Marc Bolland is running out of time for his three-year restructuring project to bear fruit and appease investors.

Marc Bolland and his predecessors have found it difficult to change the demographics of Marks & Spencer's core customers over the last 5-6 years. They have tried to shift the broader retail customer’s assumption that only middle-aged women shop there. Balancing the advertising between attracting a newer younger customer through the door, while at the same time ensuring that they do not alienate its existing base, has been problematic.

The structure of the M&S stores, as clothing shops with an extensive food division, has also come under pressure from food retailers. The big four supermarkets have diversified into white label goods and clothing, so copying M&S’s template in reverse.

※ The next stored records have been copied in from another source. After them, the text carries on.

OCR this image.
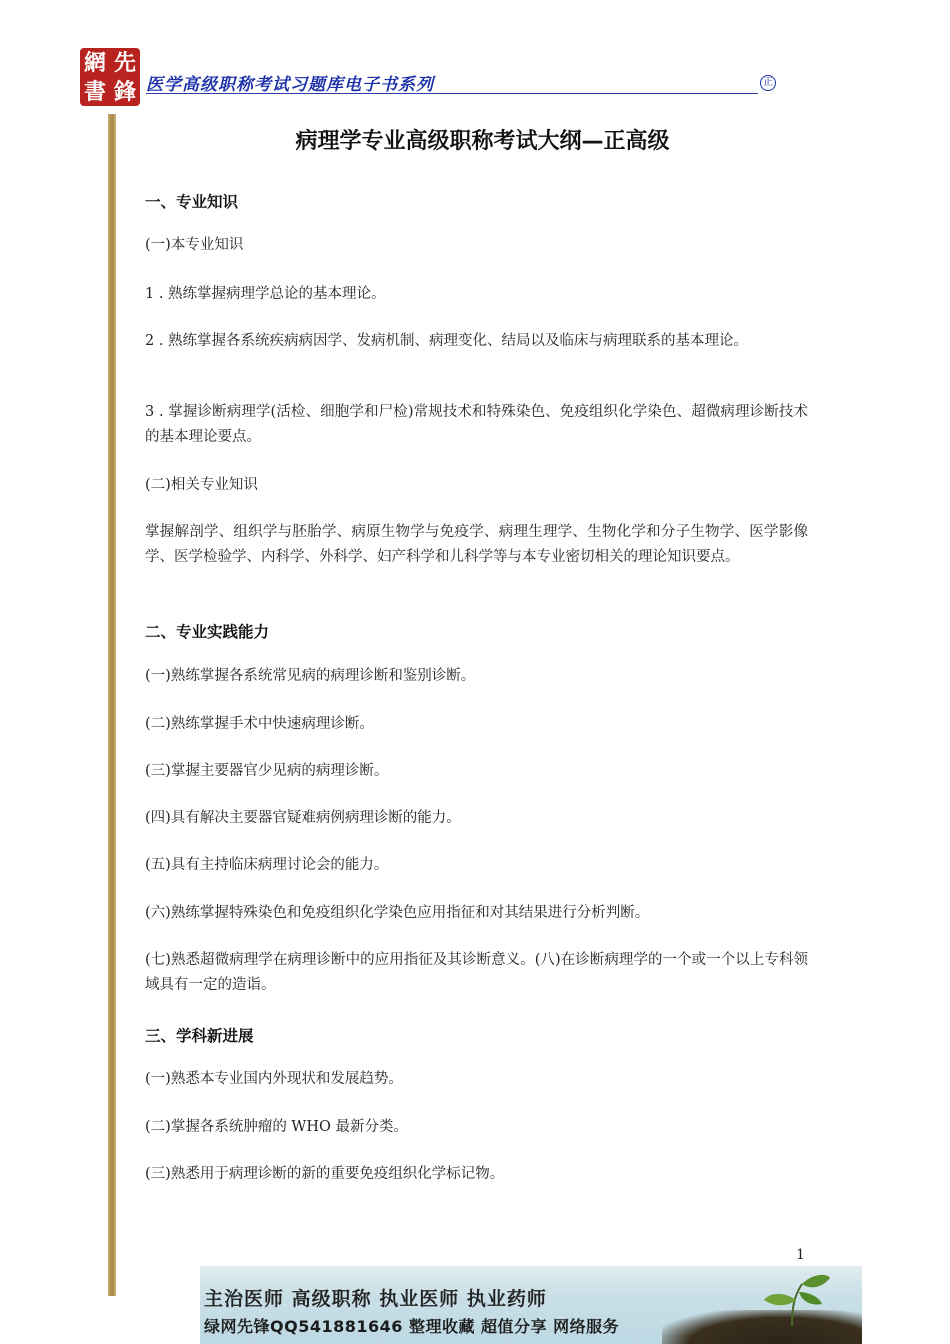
網 先
書 鋒 医学高级职称考试习题库电子书系列	正
病理学专业高级职称考试大纲—正高级
一、专业知识
(一)本专业知识
1 . 熟练掌握病理学总论的基本理论。
2 . 熟练掌握各系统疾病病因学、发病机制、病理变化、结局以及临床与病理联系的基本理论。
3 . 掌握诊断病理学(活检、细胞学和尸检)常规技术和特殊染色、免疫组织化学染色、超微病理诊断技术的基本理论要点。
(二)相关专业知识
掌握解剖学、组织学与胚胎学、病原生物学与免疫学、病理生理学、生物化学和分子生物学、医学影像学、医学检验学、内科学、外科学、妇产科学和儿科学等与本专业密切相关的理论知识要点。
二、专业实践能力
(一)熟练掌握各系统常见病的病理诊断和鉴别诊断。
(二)熟练掌握手术中快速病理诊断。
(三)掌握主要器官少见病的病理诊断。
(四)具有解决主要器官疑难病例病理诊断的能力。
(五)具有主持临床病理讨论会的能力。
(六)熟练掌握特殊染色和免疫组织化学染色应用指征和对其结果进行分析判断。
(七)熟悉超微病理学在病理诊断中的应用指征及其诊断意义。(八)在诊断病理学的一个或一个以上专科领域具有一定的造诣。
三、学科新进展
(一)熟悉本专业国内外现状和发展趋势。
(二)掌握各系统肿瘤的 WHO 最新分类。
(三)熟悉用于病理诊断的新的重要免疫组织化学标记物。
1
主治医师 高级职称 执业医师 执业药师
绿网先锋QQ541881646 整理收藏 超值分享 网络服务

So where does M&S stand now? With food retailers about to embark on a pricing war, the premium on its food will become even larger and undoubtedly affect sales, as clients become increasingly aware of this discrepancy with competitors. Any downturn in demand for the food division at M&S could have serious consequences for the clothing arm too, as food retail has generally helped drive footfall in the clothing departments.

A number of institutional notes have downgraded their targets and outlook for M&S over the last couple of weeks, and it is anticipated that sales in the food department will have increased by just 0.1%, with a fall of 1% in the clothing department.

Looking at the share price, the 450p level has offered some support but with a less-than-rosy outlook, a retest of the January’s lows just below 430p is possible.